A modular board hosting 9 seven-segment displays that can be daisy chained to make an art installation
The tile software is now working on a Sinclair Calculator.
Since there are no current limiting resistors on the board, the software is being developed on a calculator. Once it is debugged and the displays arrive, it will be uploaded to a production board.
At Art Basel Miami Beach 2018, I saw an art installation that consisted of seven-segment displays hanging from the ceiling. Some of the displays changed.
The artist name is Tatsuo Miyajima, some of his art installations can be seen below. He specializes in using seven-segment displays.
This got me thinking. An Arduino Nano can drive 9-10 Seven-Segment Displays in a multiplexed arrangement. Up to 11 displays can be driven if one does not connect the decimal point.
A board size of 100x100mm can comfortably fit 9 0.56" (13mm wide) displays and an Arduino Nano to control them.

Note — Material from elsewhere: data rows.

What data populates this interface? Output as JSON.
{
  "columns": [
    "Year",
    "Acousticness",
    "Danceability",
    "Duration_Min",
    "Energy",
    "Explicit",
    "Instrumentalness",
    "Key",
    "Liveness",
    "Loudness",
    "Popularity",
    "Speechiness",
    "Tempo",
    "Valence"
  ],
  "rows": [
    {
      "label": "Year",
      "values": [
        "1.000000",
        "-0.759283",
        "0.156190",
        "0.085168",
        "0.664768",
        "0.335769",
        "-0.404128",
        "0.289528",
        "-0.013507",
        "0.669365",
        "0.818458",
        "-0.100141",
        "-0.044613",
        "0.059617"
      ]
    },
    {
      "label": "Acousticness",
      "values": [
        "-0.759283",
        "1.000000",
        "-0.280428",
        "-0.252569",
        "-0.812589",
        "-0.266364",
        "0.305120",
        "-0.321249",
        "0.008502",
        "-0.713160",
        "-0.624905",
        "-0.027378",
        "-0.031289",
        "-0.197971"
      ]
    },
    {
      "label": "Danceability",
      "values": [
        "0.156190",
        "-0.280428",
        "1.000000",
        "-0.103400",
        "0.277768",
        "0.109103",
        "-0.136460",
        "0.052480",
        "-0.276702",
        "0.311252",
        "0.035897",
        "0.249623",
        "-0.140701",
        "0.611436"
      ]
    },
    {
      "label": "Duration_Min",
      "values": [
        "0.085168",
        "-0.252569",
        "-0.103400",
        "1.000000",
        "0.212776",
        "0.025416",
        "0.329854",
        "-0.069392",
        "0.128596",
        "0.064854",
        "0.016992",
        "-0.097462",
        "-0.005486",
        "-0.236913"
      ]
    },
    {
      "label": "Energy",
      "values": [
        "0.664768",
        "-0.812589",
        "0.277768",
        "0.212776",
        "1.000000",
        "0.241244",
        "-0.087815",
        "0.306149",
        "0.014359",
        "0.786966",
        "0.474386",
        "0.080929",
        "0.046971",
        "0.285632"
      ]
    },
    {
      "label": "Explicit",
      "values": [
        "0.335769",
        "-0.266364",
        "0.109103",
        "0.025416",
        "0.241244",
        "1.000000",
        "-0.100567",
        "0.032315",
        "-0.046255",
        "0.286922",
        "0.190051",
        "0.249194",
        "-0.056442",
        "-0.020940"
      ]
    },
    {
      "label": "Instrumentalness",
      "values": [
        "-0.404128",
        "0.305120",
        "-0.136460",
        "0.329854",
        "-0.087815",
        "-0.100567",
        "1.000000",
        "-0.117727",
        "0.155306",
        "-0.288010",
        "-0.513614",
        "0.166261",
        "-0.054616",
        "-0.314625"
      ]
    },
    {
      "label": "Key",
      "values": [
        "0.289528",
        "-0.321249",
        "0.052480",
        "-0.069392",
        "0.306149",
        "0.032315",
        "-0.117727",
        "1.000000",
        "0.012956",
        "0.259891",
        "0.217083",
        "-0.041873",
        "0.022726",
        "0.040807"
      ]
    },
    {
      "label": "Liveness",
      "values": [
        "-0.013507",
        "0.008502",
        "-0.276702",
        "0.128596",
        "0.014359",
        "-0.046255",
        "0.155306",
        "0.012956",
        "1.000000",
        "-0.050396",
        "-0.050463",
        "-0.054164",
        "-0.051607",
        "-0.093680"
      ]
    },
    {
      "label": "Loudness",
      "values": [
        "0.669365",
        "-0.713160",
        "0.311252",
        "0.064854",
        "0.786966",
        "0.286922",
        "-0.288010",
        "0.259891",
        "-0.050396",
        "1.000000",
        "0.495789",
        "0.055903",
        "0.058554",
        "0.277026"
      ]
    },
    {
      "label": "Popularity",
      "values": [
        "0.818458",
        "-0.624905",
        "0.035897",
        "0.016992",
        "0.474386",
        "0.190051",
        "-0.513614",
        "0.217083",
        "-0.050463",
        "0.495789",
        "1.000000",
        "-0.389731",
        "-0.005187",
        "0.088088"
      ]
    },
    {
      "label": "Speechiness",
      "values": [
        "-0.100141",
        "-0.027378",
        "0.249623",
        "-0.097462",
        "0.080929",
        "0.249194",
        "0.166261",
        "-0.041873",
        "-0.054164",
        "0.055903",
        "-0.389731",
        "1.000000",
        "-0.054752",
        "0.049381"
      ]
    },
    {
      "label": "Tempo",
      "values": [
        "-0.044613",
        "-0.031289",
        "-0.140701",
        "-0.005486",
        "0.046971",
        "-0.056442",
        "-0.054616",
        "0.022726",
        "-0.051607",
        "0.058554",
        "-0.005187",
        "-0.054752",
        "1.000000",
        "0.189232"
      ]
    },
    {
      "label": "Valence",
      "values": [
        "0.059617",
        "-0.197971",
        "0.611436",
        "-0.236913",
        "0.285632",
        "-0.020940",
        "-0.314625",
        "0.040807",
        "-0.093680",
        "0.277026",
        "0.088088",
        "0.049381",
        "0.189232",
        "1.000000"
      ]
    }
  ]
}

The boards will be networked using two 3-pin headers. The header carries power, ground and a serial port signal. The header on the left connects the serial port to the receive (RX) pin on the Arduino Nano, and its TX pin is connected to the header on the right. This way, each Arduino in the chain receives commands from an upstream device and sends them to the next device.
The first board will have two Arduinos soldered, the first one holds the instructions to light up the digits in the whole installation and it sends serial commands to the other Nano in the same board, this Arduino will light up the LEDs and forward the rest of the commands down the line to the other boards.
This project is designed for manufacturing, the board size is selected to take advantage of price specials, Only three components are used, an Arduino Nano, seven-segment displays and a three-pin header. All of the components are through hole. The only other components needed are jumper cables to connect the boards, standoffs, a piece of wood or plexiglass to mount the boards, and a power connector.
A board was quickly designed in Fritzing. The front layer has a minimal amount of vertical lines, the rest of the traces are in the back. All of the vias are hidden under the displays.
The board gerbers were exported and uploaded to PCBWay Gerber viewer.
I really like the new version of the tool, the board can be zoomed in to identify problem areas. PCB layers can be turned on and off and it renders the board in the production colors.
The board will be manufactured in Red, to match the color of the seven-segment displays linked below:
The front side of the board is very minimalist, no marks whatsoever, vias hidden under the displays and a minimum of copper showing. The design is symmetric.
The back has a few markings and a little more copper visible.